En meer dan twintig jaar na de basisschool verbaas ik mij er eigenlijk nog steeds over. Waar komt bij mensen in oorlogstijd die wil, of misschien beter gezegd die neiging vandaan om het normale leven zo goed en zo kwaad als het gaat toch door te zetten? Als ik mijzelf in een oorlog voorstel zie ik mij huilend in een hoekje zitten of boos tegen schenen van een ietwat vage vijand schoppen. Ik zie mijzelf geen uitje snijden in de keuken. Toch is dat wat mensen tijdens een oorlog doen.
De Oekraïners halen hun schouders op
Een vriend van mij is op het moment in Kharkiv, de tweede stad van Oekraïne en de miljoenenstad die het dichtst bij de frontlinie ligt. Hij is daar om foto’s te maken van orthodox Pasen. Zijn vriendin, die hem slechts af en toe kan bellen, vertelde mij dat de mensen daar erg blij zijn dat hij er is. Dat ze hem met alles willen helpen, met allerlei mensen in contact willen brengen, van alles willen laten zien omdat ze zich daar, in die grote stad met anderhalf miljoen inwoners, ontzettend vergeten voelen. Ze vertelde ook dat haar vriend veel tijd in schuilkelders doorbrengt. De Oekraïners niet. Die kijken als het alarm gaat op hun telefoon waarom het alarm gaat, halen dan, ook als het levensgevaarlijke raketten zijn, hun schouders op en besluiten, hoe gevaarlijk ook, maar gewoon door te gaan met hun gewone leven.
Jezelf op te heffen naar normaliteit, dat is verzet
Dat is oorlog. Oorlog is niet alleen maar bloed en dood en explosies, het is ook een vijand die het je onmogelijk probeert te maken een normaal leven te leiden. Daarom worden in Oekraïne niet alleen kazernes maar ook energiecentrales en scholen gebombardeerd. Daarom worden op de Westelijke Jordaanoever Palestijnse olijfboomgaarden vernield. Daarom werden in de Tweede Wereldoorlog mensen te pas en te onpas om hun identiteitspapieren gevraagd. En op dat soort momenten toch gewoon de ramen lappen, dat is, hoe klein ook, verzet.

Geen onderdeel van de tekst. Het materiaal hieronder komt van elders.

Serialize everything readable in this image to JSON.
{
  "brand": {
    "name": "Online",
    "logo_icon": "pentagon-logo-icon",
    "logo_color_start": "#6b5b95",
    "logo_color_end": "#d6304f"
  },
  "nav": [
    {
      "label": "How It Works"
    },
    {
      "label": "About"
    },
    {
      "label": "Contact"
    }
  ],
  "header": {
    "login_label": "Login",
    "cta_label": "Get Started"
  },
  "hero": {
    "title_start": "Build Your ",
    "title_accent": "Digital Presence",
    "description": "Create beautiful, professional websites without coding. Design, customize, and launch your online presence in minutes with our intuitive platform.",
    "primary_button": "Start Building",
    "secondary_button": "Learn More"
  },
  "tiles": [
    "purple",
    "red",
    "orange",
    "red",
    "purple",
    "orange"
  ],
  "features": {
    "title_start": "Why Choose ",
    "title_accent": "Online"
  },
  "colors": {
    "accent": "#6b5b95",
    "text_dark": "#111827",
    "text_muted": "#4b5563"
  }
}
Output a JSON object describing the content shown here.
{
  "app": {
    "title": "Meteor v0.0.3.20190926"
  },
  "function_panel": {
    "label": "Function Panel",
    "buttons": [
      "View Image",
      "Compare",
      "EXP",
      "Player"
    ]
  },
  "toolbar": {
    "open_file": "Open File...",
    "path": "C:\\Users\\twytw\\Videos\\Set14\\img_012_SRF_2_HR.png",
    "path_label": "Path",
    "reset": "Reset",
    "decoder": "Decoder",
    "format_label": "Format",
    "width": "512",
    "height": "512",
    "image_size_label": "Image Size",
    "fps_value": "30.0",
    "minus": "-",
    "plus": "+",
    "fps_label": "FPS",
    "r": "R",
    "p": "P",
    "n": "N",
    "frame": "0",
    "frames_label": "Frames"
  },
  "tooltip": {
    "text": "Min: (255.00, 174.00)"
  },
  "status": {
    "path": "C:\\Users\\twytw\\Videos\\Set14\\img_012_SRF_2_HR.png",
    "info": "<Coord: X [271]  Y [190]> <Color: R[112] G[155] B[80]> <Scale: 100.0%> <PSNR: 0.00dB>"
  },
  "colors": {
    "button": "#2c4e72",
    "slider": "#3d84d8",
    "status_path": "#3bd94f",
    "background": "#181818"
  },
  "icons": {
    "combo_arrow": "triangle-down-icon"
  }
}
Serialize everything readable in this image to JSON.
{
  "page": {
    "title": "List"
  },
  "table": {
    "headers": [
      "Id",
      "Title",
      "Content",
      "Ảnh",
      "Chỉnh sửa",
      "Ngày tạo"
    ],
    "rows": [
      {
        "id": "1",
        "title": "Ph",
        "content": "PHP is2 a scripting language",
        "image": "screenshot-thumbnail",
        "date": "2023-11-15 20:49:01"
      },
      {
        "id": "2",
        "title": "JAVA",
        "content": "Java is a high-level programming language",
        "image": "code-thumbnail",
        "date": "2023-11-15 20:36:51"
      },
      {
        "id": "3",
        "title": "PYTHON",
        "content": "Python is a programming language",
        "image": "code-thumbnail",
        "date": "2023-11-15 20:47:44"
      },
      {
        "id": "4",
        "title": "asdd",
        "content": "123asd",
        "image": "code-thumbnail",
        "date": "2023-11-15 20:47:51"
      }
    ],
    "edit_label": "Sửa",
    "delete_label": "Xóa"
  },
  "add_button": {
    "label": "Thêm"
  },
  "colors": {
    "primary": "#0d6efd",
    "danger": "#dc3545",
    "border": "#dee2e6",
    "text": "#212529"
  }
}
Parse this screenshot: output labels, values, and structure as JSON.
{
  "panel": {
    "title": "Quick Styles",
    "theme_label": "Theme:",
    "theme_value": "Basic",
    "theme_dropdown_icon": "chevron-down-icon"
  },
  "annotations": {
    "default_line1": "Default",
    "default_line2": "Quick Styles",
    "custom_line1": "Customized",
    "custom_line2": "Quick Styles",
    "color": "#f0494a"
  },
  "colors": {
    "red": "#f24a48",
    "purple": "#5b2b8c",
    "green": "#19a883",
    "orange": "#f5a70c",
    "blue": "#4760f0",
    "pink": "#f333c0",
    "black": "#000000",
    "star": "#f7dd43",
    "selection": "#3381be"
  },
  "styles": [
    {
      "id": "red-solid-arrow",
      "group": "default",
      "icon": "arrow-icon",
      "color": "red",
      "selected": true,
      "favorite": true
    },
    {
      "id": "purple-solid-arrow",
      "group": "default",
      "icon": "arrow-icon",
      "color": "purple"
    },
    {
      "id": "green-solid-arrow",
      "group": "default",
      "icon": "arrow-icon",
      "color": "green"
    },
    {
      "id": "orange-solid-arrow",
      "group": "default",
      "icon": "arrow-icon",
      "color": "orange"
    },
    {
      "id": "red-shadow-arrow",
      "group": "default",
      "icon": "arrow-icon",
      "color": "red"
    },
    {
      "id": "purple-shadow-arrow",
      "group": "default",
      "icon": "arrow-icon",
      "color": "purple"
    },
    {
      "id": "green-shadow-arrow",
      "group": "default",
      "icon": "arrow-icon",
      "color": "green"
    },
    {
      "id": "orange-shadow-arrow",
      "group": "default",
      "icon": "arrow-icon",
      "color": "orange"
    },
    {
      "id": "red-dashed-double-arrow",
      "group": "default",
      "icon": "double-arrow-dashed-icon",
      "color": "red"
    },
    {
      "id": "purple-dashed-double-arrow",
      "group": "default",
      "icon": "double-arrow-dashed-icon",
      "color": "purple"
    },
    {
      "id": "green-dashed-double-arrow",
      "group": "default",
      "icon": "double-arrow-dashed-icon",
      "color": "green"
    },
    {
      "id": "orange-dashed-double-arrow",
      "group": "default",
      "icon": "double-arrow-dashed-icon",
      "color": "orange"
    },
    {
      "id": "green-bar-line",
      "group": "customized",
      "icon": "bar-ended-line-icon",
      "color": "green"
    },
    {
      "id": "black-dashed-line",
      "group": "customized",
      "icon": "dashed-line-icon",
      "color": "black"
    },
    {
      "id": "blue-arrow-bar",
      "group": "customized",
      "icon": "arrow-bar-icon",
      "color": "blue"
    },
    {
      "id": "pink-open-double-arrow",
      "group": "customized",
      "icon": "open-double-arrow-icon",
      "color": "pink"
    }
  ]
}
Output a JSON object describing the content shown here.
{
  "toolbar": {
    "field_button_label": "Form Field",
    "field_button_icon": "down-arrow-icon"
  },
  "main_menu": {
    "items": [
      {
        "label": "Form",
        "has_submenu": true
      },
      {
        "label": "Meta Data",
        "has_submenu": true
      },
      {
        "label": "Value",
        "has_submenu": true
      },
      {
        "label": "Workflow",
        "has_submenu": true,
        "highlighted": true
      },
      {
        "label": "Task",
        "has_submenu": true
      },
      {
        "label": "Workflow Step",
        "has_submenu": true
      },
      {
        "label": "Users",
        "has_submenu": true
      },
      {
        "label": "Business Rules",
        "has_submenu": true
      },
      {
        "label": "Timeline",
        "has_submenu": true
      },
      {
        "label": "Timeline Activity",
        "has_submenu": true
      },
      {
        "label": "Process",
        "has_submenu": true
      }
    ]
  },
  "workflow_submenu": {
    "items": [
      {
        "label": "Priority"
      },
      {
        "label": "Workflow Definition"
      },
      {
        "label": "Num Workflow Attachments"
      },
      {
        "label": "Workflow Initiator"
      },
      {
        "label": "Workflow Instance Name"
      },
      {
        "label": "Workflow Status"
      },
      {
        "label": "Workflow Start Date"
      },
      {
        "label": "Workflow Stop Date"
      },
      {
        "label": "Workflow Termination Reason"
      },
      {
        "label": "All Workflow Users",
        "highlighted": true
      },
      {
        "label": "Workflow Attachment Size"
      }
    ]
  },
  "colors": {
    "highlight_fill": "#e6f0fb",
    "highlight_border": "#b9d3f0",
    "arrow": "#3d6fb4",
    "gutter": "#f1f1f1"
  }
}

Je in tijden van grote ellende bij de lurven weten te pakken en jezelf op te heffen naar een zekere vorm van normaliteit, dat is verzet. Maar let wel, dit zijn ook de mensen die met dat verheffend vermogen in vredestijd van normaal naar exceptioneel hadden kunnen gaan. Dat zoiets verschrikkelijks en bruuts als oorlog daar een stokje voor steekt is doodzonde.
Dus denk op 4 en 5 mei niet alleen aan soldaten, verzetshelden en clandestiene journalisten. Denk ook aan die man die elke dag een kopje thee bleef zetten voor zijn moeder. Denk aan de vrouw die grapjes maakt met haar kinderen, met bommen op de achtergrond. Denk aan de jongen die nog vel over been van de winter, in april het gras ging maaien. Zij hadden de Nobelprijs kunnen winnen, als het vrede was geweest.